Warren, who has not otherwise mentioned the president by name on this trip, added that she could "not stop Donald Trump from what he's gonna do," including "hurling racial insults."
"Yes, you can!" shouted Glenda Verhoeven, a 63-year old farmer in the audience. Afterward, Verhoeven explained that she thought Trump had revealed just how nervous Warren made him: "She already knows the enemy, and he knows her."
The ancestry question was absent from Warren's Friday-night town hall at a packed venue in Council Bluffs, and from a policy-heavy roundtable in Storm Lake on Saturday.
While Massachusetts Republicans had mocked Warren outside her events - one candidate followed her last year in a bus, decorated by a photo illustration of Warren in native headdress - there were no antics or operatives outside this weekend's first Iowa events.
But the DNA answer was quickly sent to reporters by America Rising, a Republican opposition research group that has spent years tracking and researching Warren.

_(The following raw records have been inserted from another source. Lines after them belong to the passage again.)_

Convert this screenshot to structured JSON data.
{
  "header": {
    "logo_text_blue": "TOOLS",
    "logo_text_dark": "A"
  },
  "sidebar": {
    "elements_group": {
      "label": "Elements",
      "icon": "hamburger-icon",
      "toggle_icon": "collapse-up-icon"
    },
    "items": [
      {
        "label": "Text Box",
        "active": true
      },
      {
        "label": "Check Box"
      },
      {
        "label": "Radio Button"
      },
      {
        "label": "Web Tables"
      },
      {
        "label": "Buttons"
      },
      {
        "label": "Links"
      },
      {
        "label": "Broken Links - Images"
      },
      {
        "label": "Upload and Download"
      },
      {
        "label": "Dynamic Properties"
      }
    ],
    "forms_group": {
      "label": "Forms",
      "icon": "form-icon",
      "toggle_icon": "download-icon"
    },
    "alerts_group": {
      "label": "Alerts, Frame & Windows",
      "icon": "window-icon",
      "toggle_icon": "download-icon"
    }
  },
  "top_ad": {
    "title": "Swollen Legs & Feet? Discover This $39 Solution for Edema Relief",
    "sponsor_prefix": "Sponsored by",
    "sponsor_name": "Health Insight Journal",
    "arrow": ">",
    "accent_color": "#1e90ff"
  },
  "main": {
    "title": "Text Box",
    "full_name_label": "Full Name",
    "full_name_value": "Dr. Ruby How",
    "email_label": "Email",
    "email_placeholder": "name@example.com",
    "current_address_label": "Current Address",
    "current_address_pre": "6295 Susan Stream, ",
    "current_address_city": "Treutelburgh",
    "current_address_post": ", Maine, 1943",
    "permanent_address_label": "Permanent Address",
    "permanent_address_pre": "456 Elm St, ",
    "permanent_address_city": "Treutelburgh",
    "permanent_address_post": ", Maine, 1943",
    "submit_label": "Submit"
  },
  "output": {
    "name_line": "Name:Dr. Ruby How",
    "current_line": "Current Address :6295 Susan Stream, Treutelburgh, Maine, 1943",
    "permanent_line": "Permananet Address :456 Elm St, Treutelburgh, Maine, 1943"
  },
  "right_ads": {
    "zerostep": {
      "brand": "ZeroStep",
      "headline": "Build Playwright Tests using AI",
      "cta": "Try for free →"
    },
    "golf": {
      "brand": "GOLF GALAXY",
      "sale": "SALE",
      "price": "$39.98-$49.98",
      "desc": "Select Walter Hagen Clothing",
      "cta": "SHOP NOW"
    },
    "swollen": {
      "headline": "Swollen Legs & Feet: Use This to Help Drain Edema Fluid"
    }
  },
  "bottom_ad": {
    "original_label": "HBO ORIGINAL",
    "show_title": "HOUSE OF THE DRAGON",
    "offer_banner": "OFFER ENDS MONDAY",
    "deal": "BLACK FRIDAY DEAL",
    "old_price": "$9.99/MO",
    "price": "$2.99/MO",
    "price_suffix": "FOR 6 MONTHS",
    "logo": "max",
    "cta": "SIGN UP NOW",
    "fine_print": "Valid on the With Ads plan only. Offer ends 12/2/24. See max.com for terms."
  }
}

Rep. Steve King, R-Iowa, who represents Sioux City and narrowly won reelection amid controversy over his praise for white-nationalist politicians, responded to Warren hours later with a tweet pointing out that she would be traveling through "Pocahontas, Sac & Cherokee Counties."
Earlier in the day, asked whether she had any particular message for King, Warren had opted not to attack him.
"This is what America is: a place where people just want a chance to work hard and play by the rules," Warren said. "That's why I'm here."